Swedish herring, with dioxin levels above those permitted by the EU, were being sold to tuna farms in Australia, European environment campaigner Don Staniford said.

"Swedish herring (like all Baltic seafood) is contaminated with cancer-causing chemicals such as PCBs and dioxins, and both Sweden and Finland have been banned from selling their fish into the European market until 2006," he said.

In Melbourne last week, Richter brand herring in sour cream and herring in mustard, marked product of Sweden, were sold over the counter.

Packet herring, smoked by a local company, was also being sold with the list of ingredients giving the origin of the herring only as Europe.


The European Commission estimates that 100 per cent of Finland's industrial fish catch and 90 per cent of Sweden's industrial fish catch exceed the maximum EC dioxin level.

Norwegian seafood products were also contaminated, he said.

Fish with the high levels of dioxins are Baltic herring, Baltic salmon and Baltic sprats.

Under EC regulations that came into force on January 1 last year, the area in which fish are caught must now be specified.

Sweden and Finland have undertaken not to sell their fish to other European countries and, where they are still selling their fish domestically, health authorities must issue warnings to women of child-bearing age against regularly eating Baltic salmon or herring.
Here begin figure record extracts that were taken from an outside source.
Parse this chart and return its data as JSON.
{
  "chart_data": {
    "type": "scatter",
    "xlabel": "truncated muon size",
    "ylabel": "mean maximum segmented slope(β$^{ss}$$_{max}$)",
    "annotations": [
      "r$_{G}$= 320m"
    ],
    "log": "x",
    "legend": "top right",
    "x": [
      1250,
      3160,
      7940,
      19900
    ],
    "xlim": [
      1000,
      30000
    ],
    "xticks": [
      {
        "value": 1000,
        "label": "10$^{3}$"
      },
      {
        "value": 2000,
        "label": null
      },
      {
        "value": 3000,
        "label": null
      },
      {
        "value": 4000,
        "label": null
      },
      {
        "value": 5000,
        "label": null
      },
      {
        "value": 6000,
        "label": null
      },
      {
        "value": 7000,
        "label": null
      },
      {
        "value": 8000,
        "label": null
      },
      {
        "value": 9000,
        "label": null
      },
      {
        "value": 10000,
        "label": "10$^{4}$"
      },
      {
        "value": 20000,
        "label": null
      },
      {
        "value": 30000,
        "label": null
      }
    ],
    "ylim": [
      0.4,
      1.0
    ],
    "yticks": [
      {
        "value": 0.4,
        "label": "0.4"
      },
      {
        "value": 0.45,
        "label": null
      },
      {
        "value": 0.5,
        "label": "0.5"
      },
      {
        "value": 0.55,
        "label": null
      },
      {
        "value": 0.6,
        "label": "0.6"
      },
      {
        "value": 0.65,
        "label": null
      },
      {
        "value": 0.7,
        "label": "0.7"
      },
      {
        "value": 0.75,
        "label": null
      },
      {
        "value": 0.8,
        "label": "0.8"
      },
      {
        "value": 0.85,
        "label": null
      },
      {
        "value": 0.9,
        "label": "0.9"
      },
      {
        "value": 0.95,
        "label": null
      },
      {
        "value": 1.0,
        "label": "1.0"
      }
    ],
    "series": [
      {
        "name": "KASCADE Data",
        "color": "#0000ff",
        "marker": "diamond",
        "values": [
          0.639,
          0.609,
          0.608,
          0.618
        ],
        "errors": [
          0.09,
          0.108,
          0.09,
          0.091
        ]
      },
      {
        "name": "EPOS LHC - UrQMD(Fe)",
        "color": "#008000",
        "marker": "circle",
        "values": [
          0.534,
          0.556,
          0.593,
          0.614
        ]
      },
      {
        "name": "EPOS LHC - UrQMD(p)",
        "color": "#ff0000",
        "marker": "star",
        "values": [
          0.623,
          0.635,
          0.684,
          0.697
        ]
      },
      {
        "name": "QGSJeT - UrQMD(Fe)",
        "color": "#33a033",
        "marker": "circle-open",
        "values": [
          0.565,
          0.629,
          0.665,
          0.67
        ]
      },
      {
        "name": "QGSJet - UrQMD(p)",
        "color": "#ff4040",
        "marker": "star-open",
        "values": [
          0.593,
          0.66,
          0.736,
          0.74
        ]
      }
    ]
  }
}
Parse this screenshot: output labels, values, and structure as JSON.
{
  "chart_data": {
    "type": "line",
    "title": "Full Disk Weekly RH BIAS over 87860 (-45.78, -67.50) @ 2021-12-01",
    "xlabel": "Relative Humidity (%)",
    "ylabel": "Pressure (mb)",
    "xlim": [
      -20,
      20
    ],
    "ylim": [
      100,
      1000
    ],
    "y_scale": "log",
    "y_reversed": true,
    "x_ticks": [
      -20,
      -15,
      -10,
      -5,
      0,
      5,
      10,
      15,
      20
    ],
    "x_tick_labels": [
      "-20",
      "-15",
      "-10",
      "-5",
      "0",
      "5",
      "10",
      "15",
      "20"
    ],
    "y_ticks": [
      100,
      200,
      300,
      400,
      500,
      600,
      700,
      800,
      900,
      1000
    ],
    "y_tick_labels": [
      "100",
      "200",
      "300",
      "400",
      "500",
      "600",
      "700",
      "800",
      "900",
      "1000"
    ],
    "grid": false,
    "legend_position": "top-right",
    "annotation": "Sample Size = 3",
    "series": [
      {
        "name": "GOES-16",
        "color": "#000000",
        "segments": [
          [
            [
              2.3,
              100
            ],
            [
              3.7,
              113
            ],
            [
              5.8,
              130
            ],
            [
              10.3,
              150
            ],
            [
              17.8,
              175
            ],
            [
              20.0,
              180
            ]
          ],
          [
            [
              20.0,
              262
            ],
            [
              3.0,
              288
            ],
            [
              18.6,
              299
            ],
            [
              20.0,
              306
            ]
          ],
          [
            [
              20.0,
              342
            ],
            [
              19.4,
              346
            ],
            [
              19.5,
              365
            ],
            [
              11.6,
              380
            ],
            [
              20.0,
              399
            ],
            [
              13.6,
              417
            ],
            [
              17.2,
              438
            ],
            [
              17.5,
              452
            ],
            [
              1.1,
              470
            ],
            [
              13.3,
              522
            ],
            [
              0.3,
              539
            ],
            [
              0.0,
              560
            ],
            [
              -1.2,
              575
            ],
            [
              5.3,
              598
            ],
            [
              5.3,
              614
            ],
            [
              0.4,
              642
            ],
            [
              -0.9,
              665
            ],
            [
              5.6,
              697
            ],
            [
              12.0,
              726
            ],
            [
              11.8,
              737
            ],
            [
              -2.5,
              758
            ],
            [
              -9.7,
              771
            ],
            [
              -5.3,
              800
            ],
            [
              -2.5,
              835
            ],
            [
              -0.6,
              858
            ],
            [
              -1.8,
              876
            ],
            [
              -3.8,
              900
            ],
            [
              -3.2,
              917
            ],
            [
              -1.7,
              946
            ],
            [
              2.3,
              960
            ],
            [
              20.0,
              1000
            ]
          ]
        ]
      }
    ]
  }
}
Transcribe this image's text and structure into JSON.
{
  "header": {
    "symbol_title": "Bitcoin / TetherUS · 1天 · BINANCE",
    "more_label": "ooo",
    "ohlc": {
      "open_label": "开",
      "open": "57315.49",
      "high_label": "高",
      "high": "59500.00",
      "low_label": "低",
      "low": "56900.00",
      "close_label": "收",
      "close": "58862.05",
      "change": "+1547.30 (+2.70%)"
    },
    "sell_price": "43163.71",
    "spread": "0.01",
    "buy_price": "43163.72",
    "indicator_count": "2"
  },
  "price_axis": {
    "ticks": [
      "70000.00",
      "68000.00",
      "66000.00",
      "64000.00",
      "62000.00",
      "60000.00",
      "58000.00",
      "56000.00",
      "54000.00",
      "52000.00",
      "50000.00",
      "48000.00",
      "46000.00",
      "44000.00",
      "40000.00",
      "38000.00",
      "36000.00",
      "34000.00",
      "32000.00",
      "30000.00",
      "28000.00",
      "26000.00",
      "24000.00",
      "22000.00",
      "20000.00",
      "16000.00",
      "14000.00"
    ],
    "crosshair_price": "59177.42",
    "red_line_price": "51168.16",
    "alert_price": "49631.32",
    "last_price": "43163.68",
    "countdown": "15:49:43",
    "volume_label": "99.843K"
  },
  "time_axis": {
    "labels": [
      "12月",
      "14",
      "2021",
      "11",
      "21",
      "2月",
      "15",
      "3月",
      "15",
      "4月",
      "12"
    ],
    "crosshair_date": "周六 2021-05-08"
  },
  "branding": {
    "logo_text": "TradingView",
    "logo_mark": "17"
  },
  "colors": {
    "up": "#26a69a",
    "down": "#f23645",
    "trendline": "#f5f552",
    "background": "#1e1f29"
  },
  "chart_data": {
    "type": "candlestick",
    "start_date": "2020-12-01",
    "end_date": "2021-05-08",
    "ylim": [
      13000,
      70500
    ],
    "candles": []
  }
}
Other consumers are being warned not to eat oily fish from the Baltic more than once a week.

Mr Staniford gave a paper on the issue to the European Parliament in October and is now researching a book called Cancer of the Coast: The Environment and Public Health Disaster of Sea Cage Fish Farming.

Newspaper reports verify that 6000 tonnes of Swedish herring was shipped to Australia on the Haru Verdy late last year for tuna farmers in Port Lincoln.

Speaking from England, Mr Staniford said that if fish feed was contaminated, the farmed fish product became contaminated and should not be sold as healthy food.

A spokeswoman for Food Standards Australia, which works with quarantine authorities, said: "We are looking to see what, if any, is imported."